Crews clean up tanker leak at east Lawrence warehouse

Crews worked Wednesday afternoon to clean up a leak of an agricultural product from a tanker at an east Lawrence warehouse.

A Lawrence Douglas County Fire Medical spokeswoman said there was no danger to the public.

Crews were dispatched around 10 a.m. to a warehouse for MagnaGro International Inc., 600 E. 23rd St., after a reported leak of 200 to 250 gallons of the material from the tanker truck.

“The leak was stopped prior to our arrival. It is currently contained in a ditch,” division chief Eve Tolefree said. “Members of the fire department, city utilities department and Kansas Department of Health and Environment are now working too mitigate a plan just for the rest of the cleanup. There are no current hazards to the public at this time.”

Tolefree said the incident is being treated as an accident.

Fire officials described the material as a liquid concentrated fertilizer product. However, in a company statement, MagnaGro officials described the material as a soil conditioner instead of a fertilizer. The statement said it was a small spill that started when a hose blew off of the tanker.

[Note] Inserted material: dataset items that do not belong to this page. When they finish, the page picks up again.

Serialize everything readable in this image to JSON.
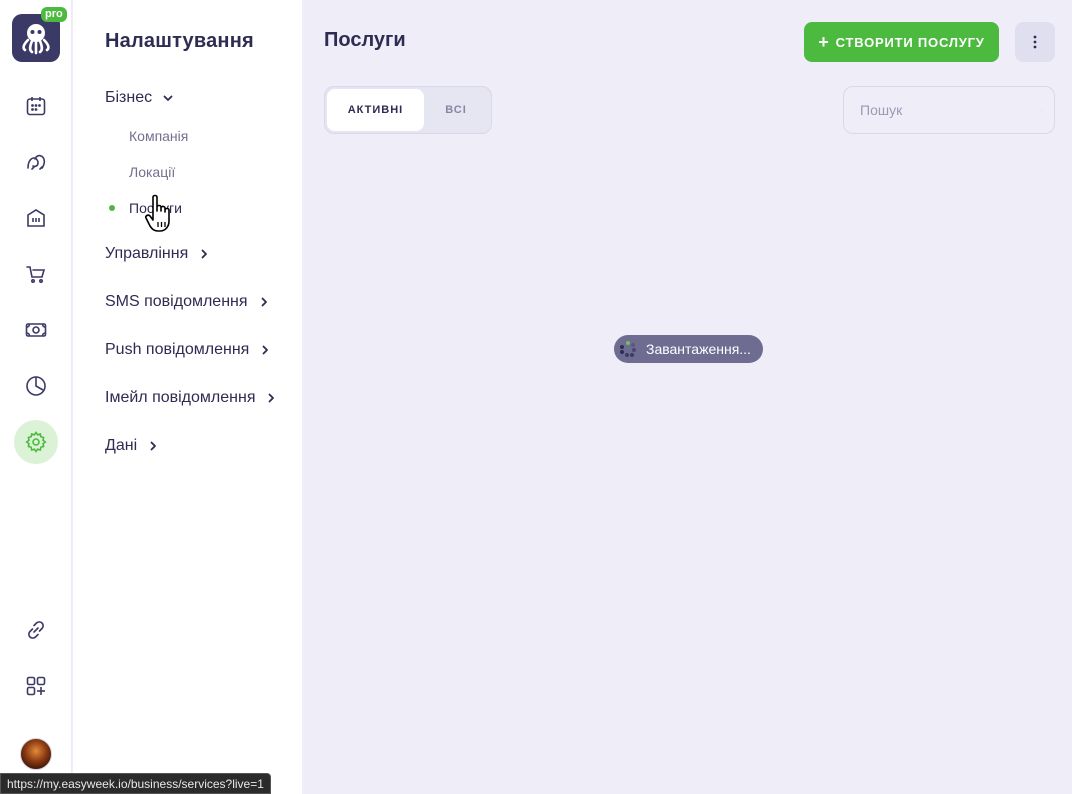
{
  "app": {
    "pro_badge": "pro"
  },
  "rail": {
    "items": [
      {
        "icon": "calendar-icon"
      },
      {
        "icon": "clients-icon"
      },
      {
        "icon": "staff-icon"
      },
      {
        "icon": "cart-icon"
      },
      {
        "icon": "money-icon"
      },
      {
        "icon": "chart-icon"
      },
      {
        "icon": "gear-icon",
        "active": true
      },
      {
        "icon": "link-icon"
      },
      {
        "icon": "apps-add-icon"
      }
    ]
  },
  "sidebar": {
    "title": "Налаштування",
    "groups": [
      {
        "label": "Бізнес",
        "expanded": true
      },
      {
        "label": "Управління"
      },
      {
        "label": "SMS повідомлення"
      },
      {
        "label": "Push повідомлення"
      },
      {
        "label": "Імейл повідомлення"
      },
      {
        "label": "Дані"
      }
    ],
    "business_items": [
      {
        "label": "Компанія"
      },
      {
        "label": "Локації"
      },
      {
        "label": "Послуги",
        "active": true
      }
    ]
  },
  "main": {
    "title": "Послуги",
    "create_button": "СТВОРИТИ ПОСЛУГУ",
    "tabs": [
      {
        "label": "АКТИВНІ",
        "active": true
      },
      {
        "label": "ВСІ"
      }
    ],
    "search_placeholder": "Пошук",
    "loading_text": "Завантаження..."
  },
  "status_bar": {
    "url": "https://my.easyweek.io/business/services?live=1"
  },
  "colors": {
    "accent_green": "#4cba3f",
    "dark_text": "#2e2c52",
    "background": "#efeef8",
    "logo_bg": "#3b3966"
  }
}
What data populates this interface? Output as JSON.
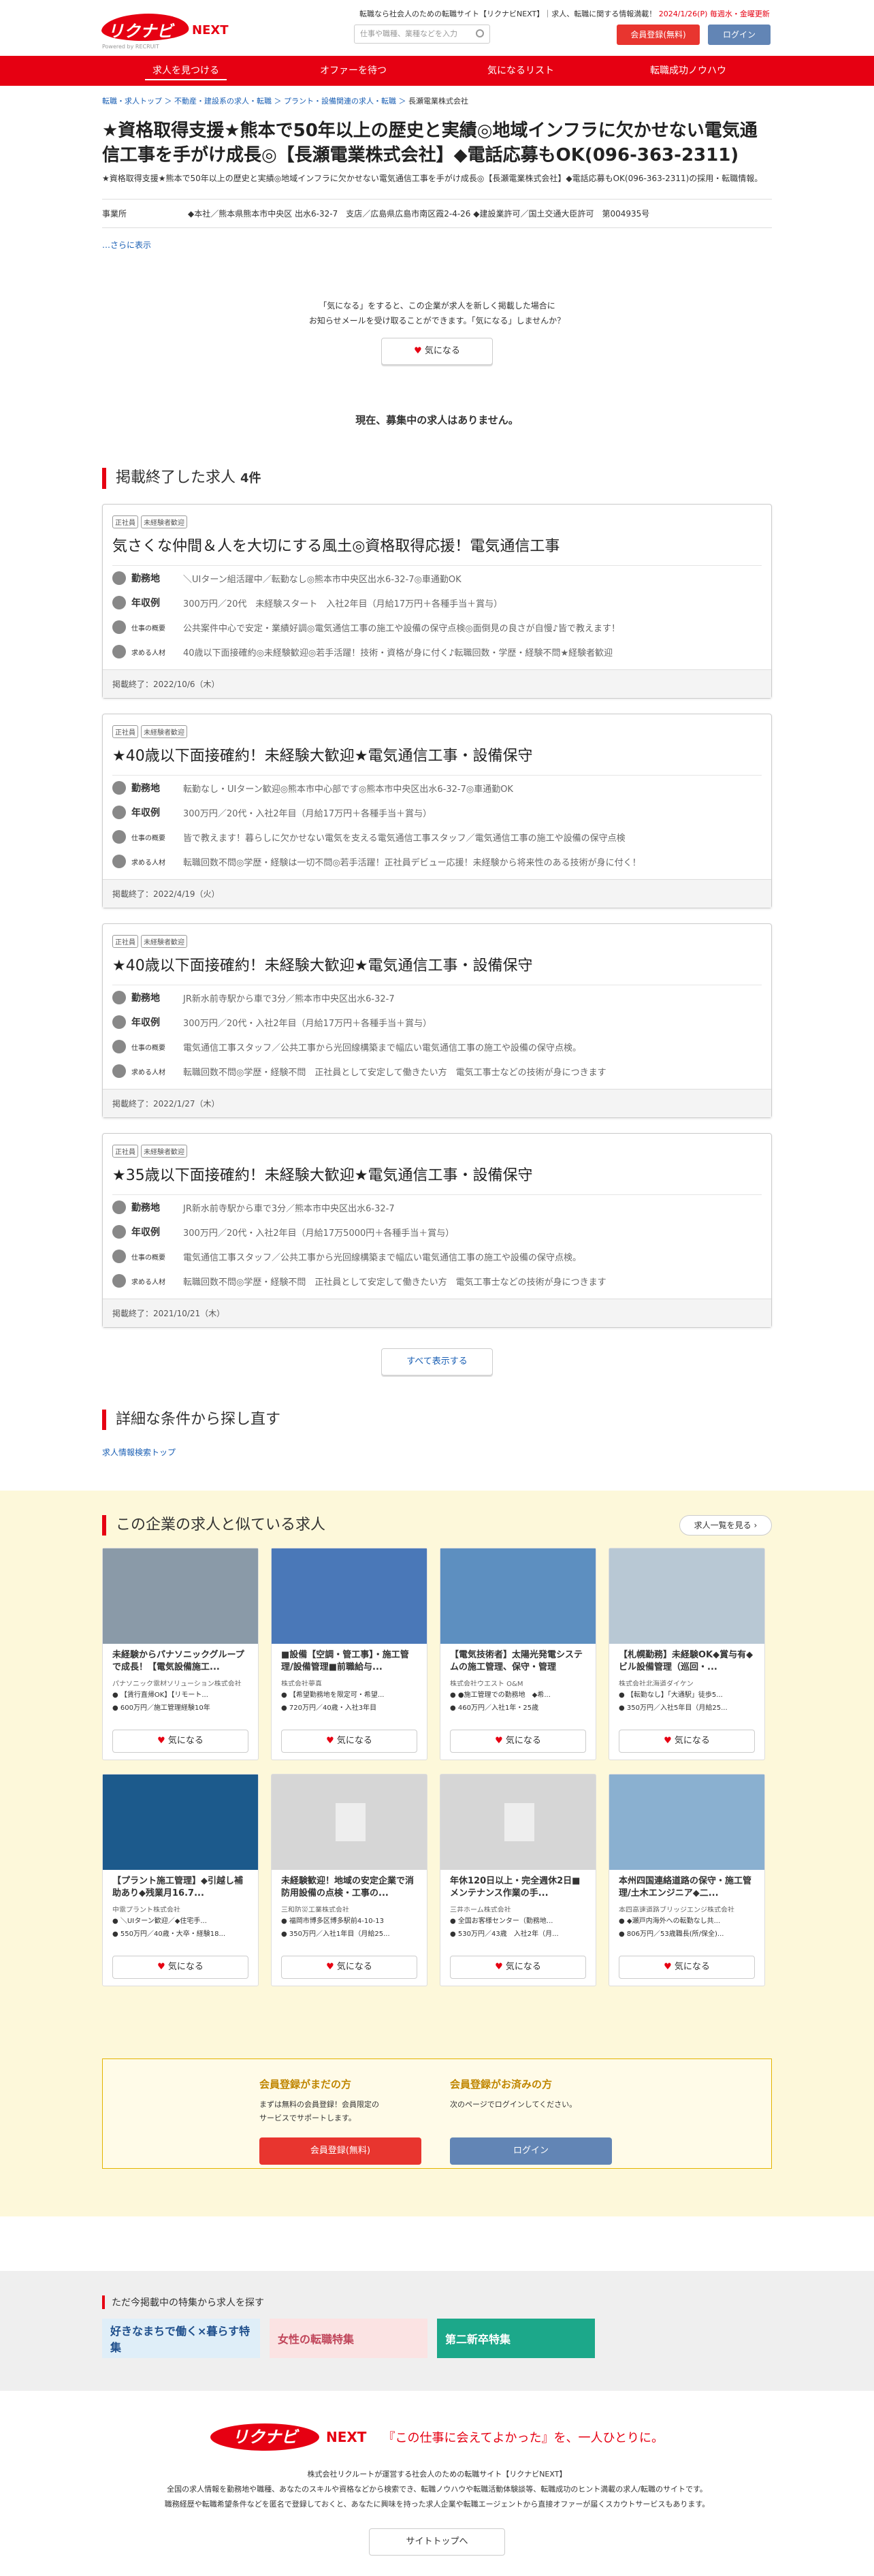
{
  "header": {
    "logo_main": "リクナビ",
    "logo_next": "NEXT",
    "logo_sub": "Powered by RECRUIT",
    "note": "転職なら社会人のための転職サイト【リクナビNEXT】｜求人、転職に関する情報満載！",
    "note_update": "2024/1/26(P) 毎週水・金曜更新",
    "search_placeholder": "仕事や職種、業種などを入力",
    "register_btn": "会員登録(無料)",
    "login_btn": "ログイン"
  },
  "nav": [
    "求人を見つける",
    "オファーを待つ",
    "気になるリスト",
    "転職成功ノウハウ"
  ],
  "breadcrumb": "転職・求人トップ ＞ 不動産・建設系の求人・転職 ＞ プラント・設備関連の求人・転職 ＞",
  "breadcrumb_current": "長瀬電業株式会社",
  "title": "★資格取得支援★熊本で50年以上の歴史と実績◎地域インフラに欠かせない電気通信工事を手がけ成長◎【長瀬電業株式会社】◆電話応募もOK(096-363-2311)",
  "title_desc": "★資格取得支援★熊本で50年以上の歴史と実績◎地域インフラに欠かせない電気通信工事を手がけ成長◎【長瀬電業株式会社】◆電話応募もOK(096-363-2311)の採用・転職情報。",
  "office": {
    "label": "事業所",
    "value": "◆本社／熊本県熊本市中央区 出水6-32-7　支店／広島県広島市南区霞2-4-26 ◆建設業許可／国土交通大臣許可　第004935号"
  },
  "more_link": "…さらに表示",
  "kininaru": {
    "line1": "「気になる」をすると、この企業が求人を新しく掲載した場合に",
    "line2": "お知らせメールを受け取ることができます。「気になる」しませんか？",
    "button": "気になる"
  },
  "no_job": "現在、募集中の求人はありません。",
  "ended": {
    "heading": "掲載終了した求人",
    "count": "4件",
    "labels": {
      "place": "勤務地",
      "salary": "年収例",
      "summary": "仕事の概要",
      "person": "求める人材"
    },
    "jobs": [
      {
        "tags": [
          "正社員",
          "未経験者歓迎"
        ],
        "title": "気さくな仲間＆人を大切にする風土◎資格取得応援！電気通信工事",
        "place": "＼UIターン組活躍中／転勤なし◎熊本市中央区出水6-32-7◎車通勤OK",
        "salary": "300万円／20代　未経験スタート　入社2年目（月給17万円＋各種手当＋賞与）",
        "summary": "公共案件中心で安定・業績好調◎電気通信工事の施工や設備の保守点検◎面倒見の良さが自慢♪皆で教えます！",
        "person": "40歳以下面接確約◎未経験歓迎◎若手活躍！技術・資格が身に付く♪転職回数・学歴・経験不問★経験者歓迎",
        "end": "掲載終了：2022/10/6（木）"
      },
      {
        "tags": [
          "正社員",
          "未経験者歓迎"
        ],
        "title": "★40歳以下面接確約！未経験大歓迎★電気通信工事・設備保守",
        "place": "転勤なし・UIターン歓迎◎熊本市中心部です◎熊本市中央区出水6-32-7◎車通勤OK",
        "salary": "300万円／20代・入社2年目（月給17万円＋各種手当＋賞与）",
        "summary": "皆で教えます！暮らしに欠かせない電気を支える電気通信工事スタッフ／電気通信工事の施工や設備の保守点検",
        "person": "転職回数不問◎学歴・経験は一切不問◎若手活躍！正社員デビュー応援！未経験から将来性のある技術が身に付く！",
        "end": "掲載終了：2022/4/19（火）"
      },
      {
        "tags": [
          "正社員",
          "未経験者歓迎"
        ],
        "title": "★40歳以下面接確約！未経験大歓迎★電気通信工事・設備保守",
        "place": "JR新水前寺駅から車で3分／熊本市中央区出水6-32-7",
        "salary": "300万円／20代・入社2年目（月給17万円＋各種手当＋賞与）",
        "summary": "電気通信工事スタッフ／公共工事から光回線構築まで幅広い電気通信工事の施工や設備の保守点検。",
        "person": "転職回数不問◎学歴・経験不問　正社員として安定して働きたい方　電気工事士などの技術が身につきます",
        "end": "掲載終了：2022/1/27（木）"
      },
      {
        "tags": [
          "正社員",
          "未経験者歓迎"
        ],
        "title": "★35歳以下面接確約！未経験大歓迎★電気通信工事・設備保守",
        "place": "JR新水前寺駅から車で3分／熊本市中央区出水6-32-7",
        "salary": "300万円／20代・入社2年目（月給17万5000円＋各種手当＋賞与）",
        "summary": "電気通信工事スタッフ／公共工事から光回線構築まで幅広い電気通信工事の施工や設備の保守点検。",
        "person": "転職回数不問◎学歴・経験不問　正社員として安定して働きたい方　電気工事士などの技術が身につきます",
        "end": "掲載終了：2021/10/21（木）"
      }
    ],
    "show_all": "すべて表示する"
  },
  "retry": {
    "heading": "詳細な条件から探し直す",
    "link": "求人情報検索トップ"
  },
  "similar": {
    "heading": "この企業の求人と似ている求人",
    "see_more": "求人一覧を見る",
    "button": "気になる",
    "cards": [
      {
        "title": "未経験からパナソニックグループで成長！【電気設備施工...",
        "company": "パナソニック電材ソリューション株式会社",
        "l1": "【賃行直帰OK】【リモート...",
        "l2": "600万円／施工管理経験10年",
        "img": "#8a9aa8"
      },
      {
        "title": "■設備【空調・管工事】・施工管理/設備管理■前職給与...",
        "company": "株式会社夢真",
        "l1": "【希望勤務地を限定可・希望...",
        "l2": "720万円／40歳・入社3年目",
        "img": "#4a78b8"
      },
      {
        "title": "【電気技術者】太陽光発電システムの施工管理、保守・管理",
        "company": "株式会社ウエスト O&M",
        "l1": "●施工管理での勤務地　◆希...",
        "l2": "460万円／入社1年・25歳",
        "img": "#5d8fc0"
      },
      {
        "title": "【札幌勤務】未経験OK◆賞与有◆ビル設備管理（巡回・...",
        "company": "株式会社北海道ダイケン",
        "l1": "【転勤なし】「大通駅」徒歩5...",
        "l2": "350万円／入社5年目（月給25...",
        "img": "#b8c8d4"
      },
      {
        "title": "【プラント施工管理】◆引越し補助あり◆残業月16.7...",
        "company": "中電プラント株式会社",
        "l1": "＼UIターン歓迎／◆住宅手...",
        "l2": "550万円／40歳・大卒・経験18...",
        "img": "#1c5a8c"
      },
      {
        "title": "未経験歓迎！地域の安定企業で消防用設備の点検・工事の...",
        "company": "三和防災工業株式会社",
        "l1": "福岡市博多区博多駅前4-10-13",
        "l2": "350万円／入社1年目（月給25...",
        "img": ""
      },
      {
        "title": "年休120日以上・完全週休2日■メンテナンス作業の手...",
        "company": "三井ホーム株式会社",
        "l1": "全国お客様センター（勤務地...",
        "l2": "530万円／43歳　入社2年（月...",
        "img": ""
      },
      {
        "title": "本州四国連絡道路の保守・施工管理/土木エンジニア◆二...",
        "company": "本四高速道路ブリッジエンジ株式会社",
        "l1": "◆瀬戸内海外への転勤なし共...",
        "l2": "806万円／53歳職長(所/保全)...",
        "img": "#8ab0d0"
      }
    ]
  },
  "member": {
    "not_yet": {
      "heading": "会員登録がまだの方",
      "text1": "まずは無料の会員登録！会員限定の",
      "text2": "サービスでサポートします。",
      "button": "会員登録(無料)"
    },
    "done": {
      "heading": "会員登録がお済みの方",
      "text": "次のページでログインしてください。",
      "button": "ログイン"
    }
  },
  "feature": {
    "heading": "ただ今掲載中の特集から求人を探す",
    "banners": [
      {
        "label": "好きなまちで働く×暮らす特集",
        "bg": "#dfeef8",
        "fg": "#1f4f8c"
      },
      {
        "label": "女性の転職特集",
        "bg": "#fbe3e3",
        "fg": "#c0455a"
      },
      {
        "label": "第二新卒特集",
        "bg": "#1ca88a",
        "fg": "#ffffff"
      }
    ]
  },
  "footer": {
    "logo_main": "リクナビ",
    "logo_next": "NEXT",
    "catch": "『この仕事に会えてよかった』を、一人ひとりに。",
    "line1": "株式会社リクルートが運営する社会人のための転職サイト【リクナビNEXT】",
    "line2": "全国の求人情報を勤務地や職種、あなたのスキルや資格などから検索でき、転職ノウハウや転職活動体験談等、転職成功のヒント満載の求人/転職のサイトです。",
    "line3": "職務経歴や転職希望条件などを匿名で登録しておくと、あなたに興味を持った求人企業や転職エージェントから直接オファーが届くスカウトサービスもあります。",
    "top_button": "サイトトップへ"
  }
}
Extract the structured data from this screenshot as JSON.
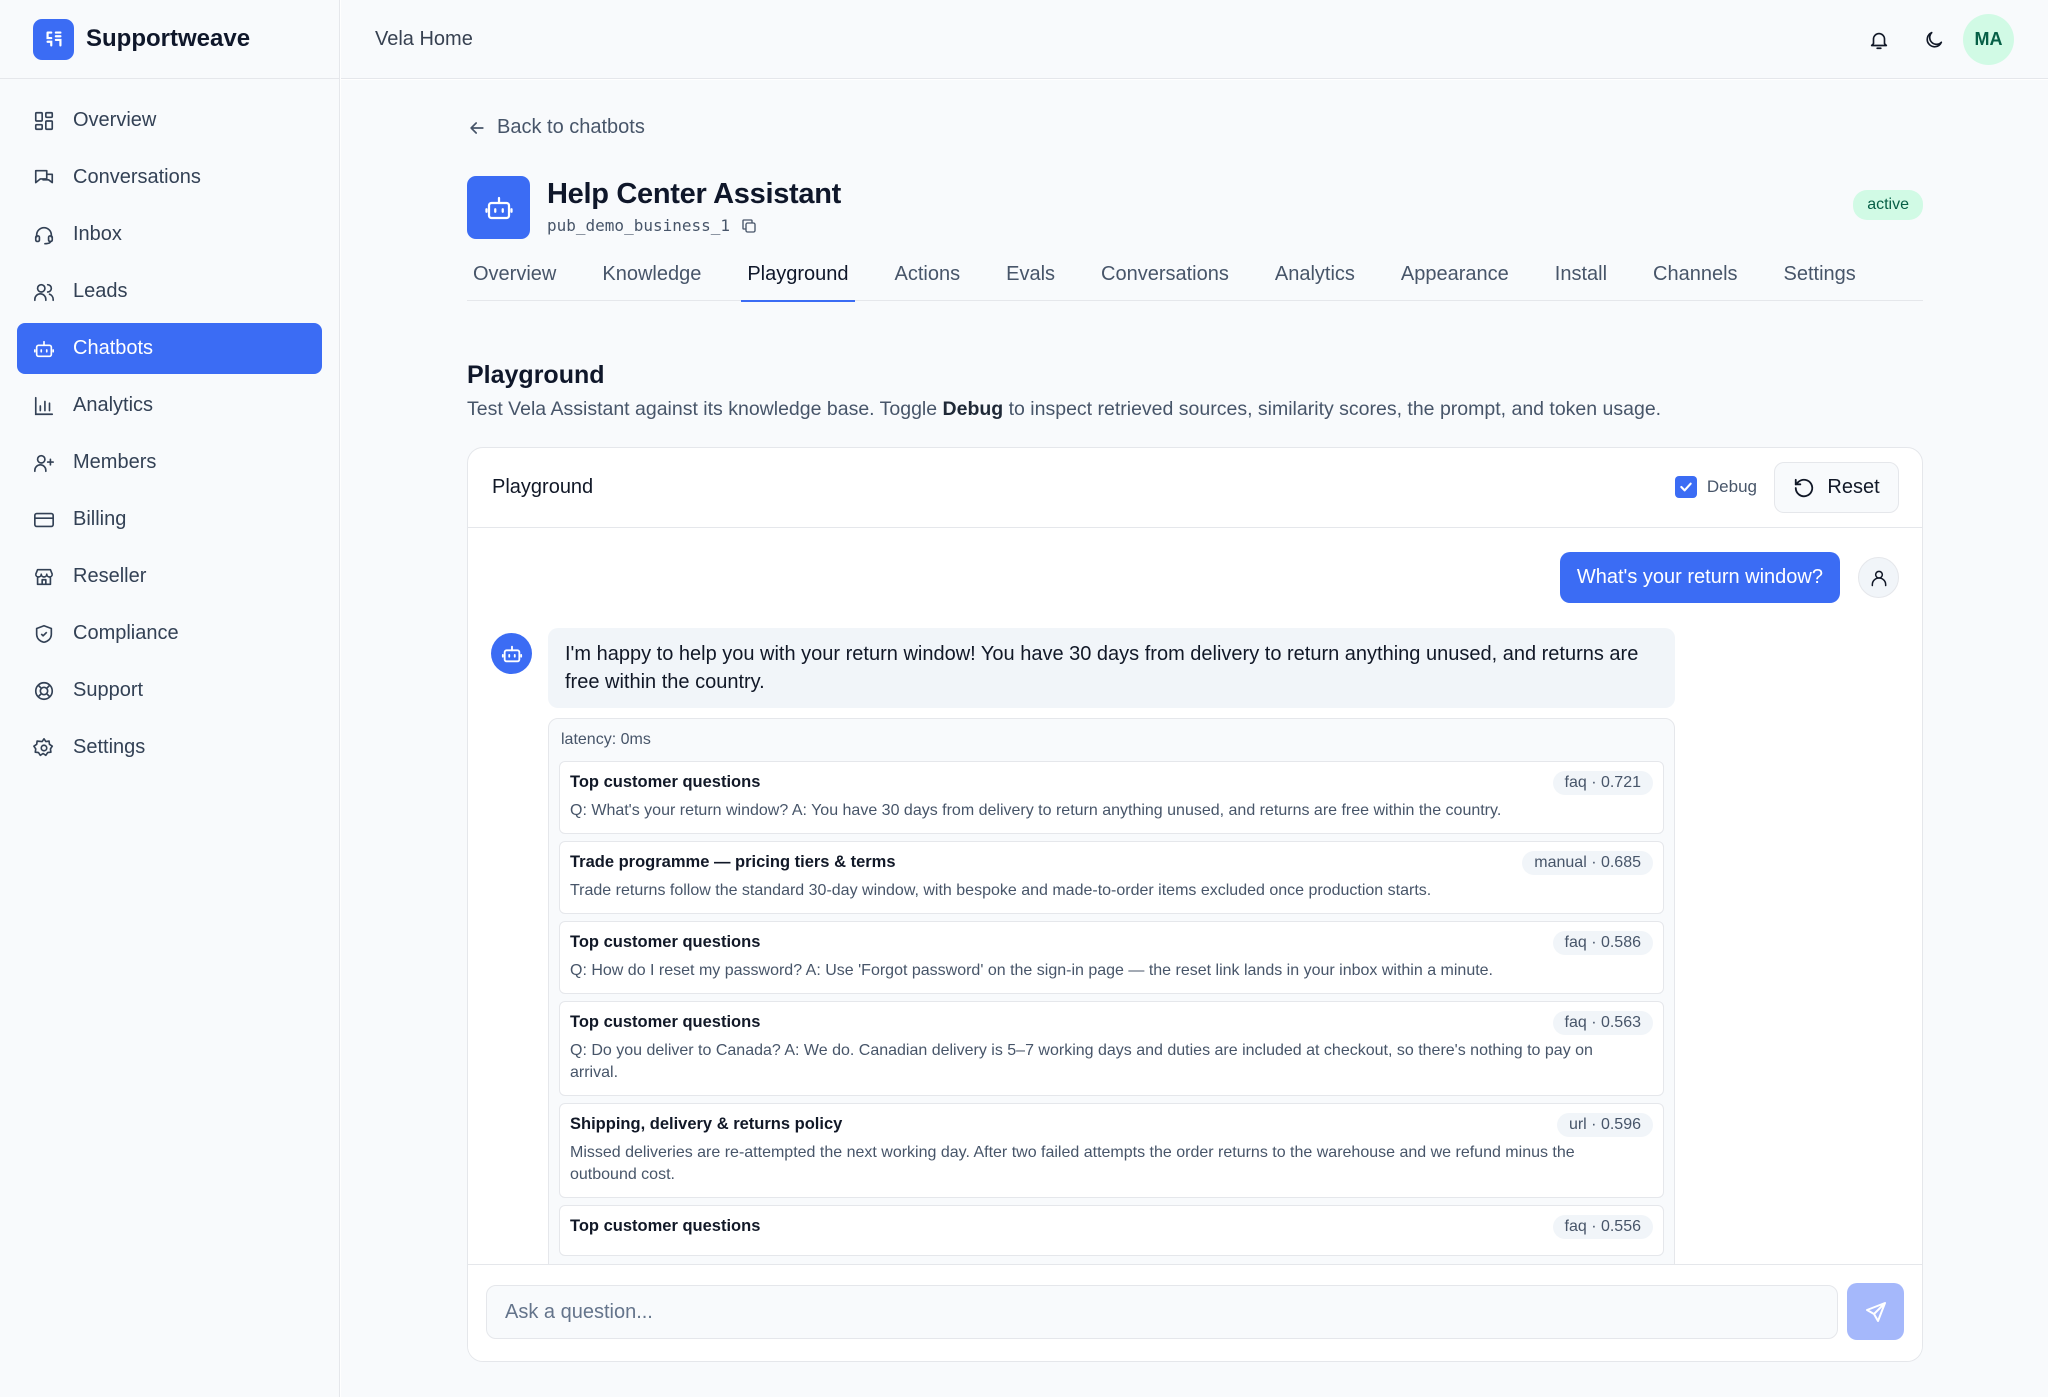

“It is a nonhazardous material. There is no danger to anyone as far as contact or swallowing or anything,” according to the statement.

MagnaGro officials declined to comment further Wednesday.

Tom Winn, a KDHE geologist at the scene, described the material as a fertilizer blend.

“It needs to be secured before it gets to a waterway,” Winn said.

The company said it hired Olathe-based Haz Mat Response Inc. to clean up the material Wednesday afternoon. According to news reports, MagnaGro hired the same company to clean up about 100 gallons of an oily sludge that spilled in March from a company truck in the 2200 block of Delaware Street.

According to court records, the company’s owner, Raymond Sawyer, pleaded guilty earlier this year in federal court to a misdemeanor of negligent discharge into a publicly owned wastewater treatment works program. MagnaGro pleaded guilty to knowingly discharging waste from a fertilizer operation into the city’s sewer system in March 2001.

Officials with the KDHE and city in 2001 had ordered the company to stop.

U.S. District Judge Julie Robinson in June sentenced Sawyer to five years of probation. He and the company are also required to pay a $240,000 fine related to the criminal charges in the 2001 incident.